By Jane Sims, The London Free Press

The first online episode of a London-based TV show featuring Guyana's tourist areas has made its Facebook debut.

Tagg TV has been in the developing country in South America for a month producing a series of six-minute short shows for an online audience.

 

In the first hour of release, more than 300 people had shared the video with all their online friends -- an estimated 198,000 people. The episode is available through the Tagg TV Facebook page and the aim is to have the video shared around the world through social media users.

The idea has the backing of the Guyanese government and financial sponsorship of 42 companies and attractions across the country.

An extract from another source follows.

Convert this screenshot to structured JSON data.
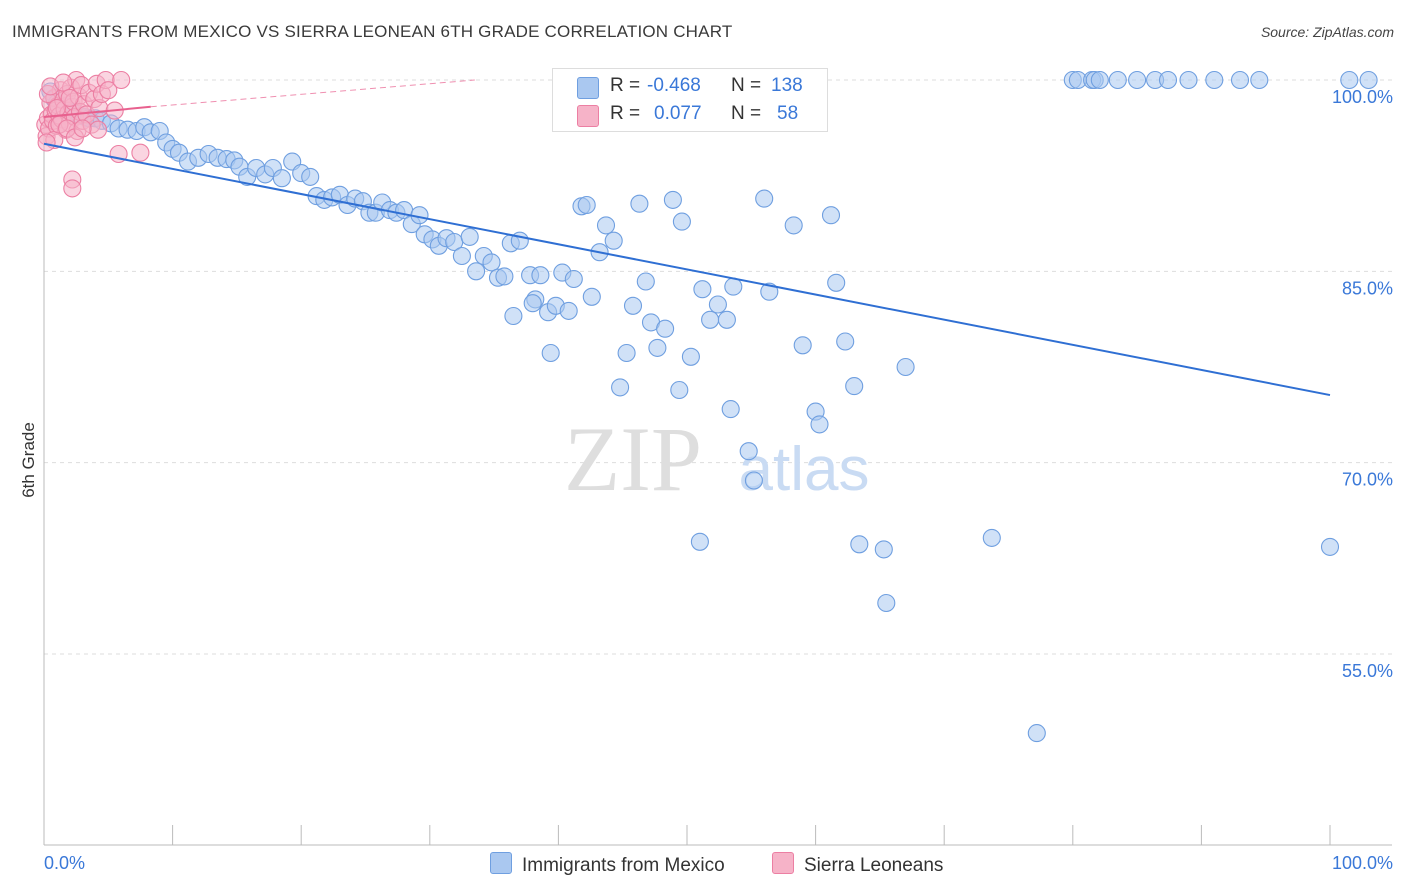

"It's been really, really good," said Tagg TV president and London native Chris Bassoo.

 

Bassoo and a Canadian and Guyanese crew, including Miss Canada 2012 Jaclyn Miles, have been visiting Guyana's tourist areas, including the rainforest interior.

Bassoo, whose parents are Guyanese-born, has called the experience "a life-altering trip."

The idea was launched in July after Bassoo was encouraged by relatives to take the marketing vehicle he tried in London to South America.

Doors opened after the country's tourism minister became a booster of the plan that would show the country to the rest of the world by distributing shows through social media.

 

Key to the idea is the country's vast and untouched rainforest that would appeal to ecotourists.

Another significant target group is the thousands of Guyanese who fled the country in the 1970s for Canada, the United States and England during a crippling dictatorship.

Bassoo wants to show how much Guyana has evolved in the past quarter-century. He says many Guyanese have plugged into social media.

Also, Miles was tapped by the government to help with its message to end the scourge of domestic violence, one of the problems plaguing the cash-strapped country.

 

Upcoming Tagg TV episodes will include Kaieteur Falls, a waterfall in the interior three times higher than Niagara Falls, and an Amerindian village.

The first episode features the Princess Hotel swimming pool, the 1763 monument commemorating the Berbice slave uprising, a longtime jewelry store in historic Stabroek Market and some of Georgetown's night life.

Bassoo said he expects four more episodes will be posted by the end of the week.

Tagg TV continues to receive a lot of media play inside the country and regular broadcasting of its commercials, he said.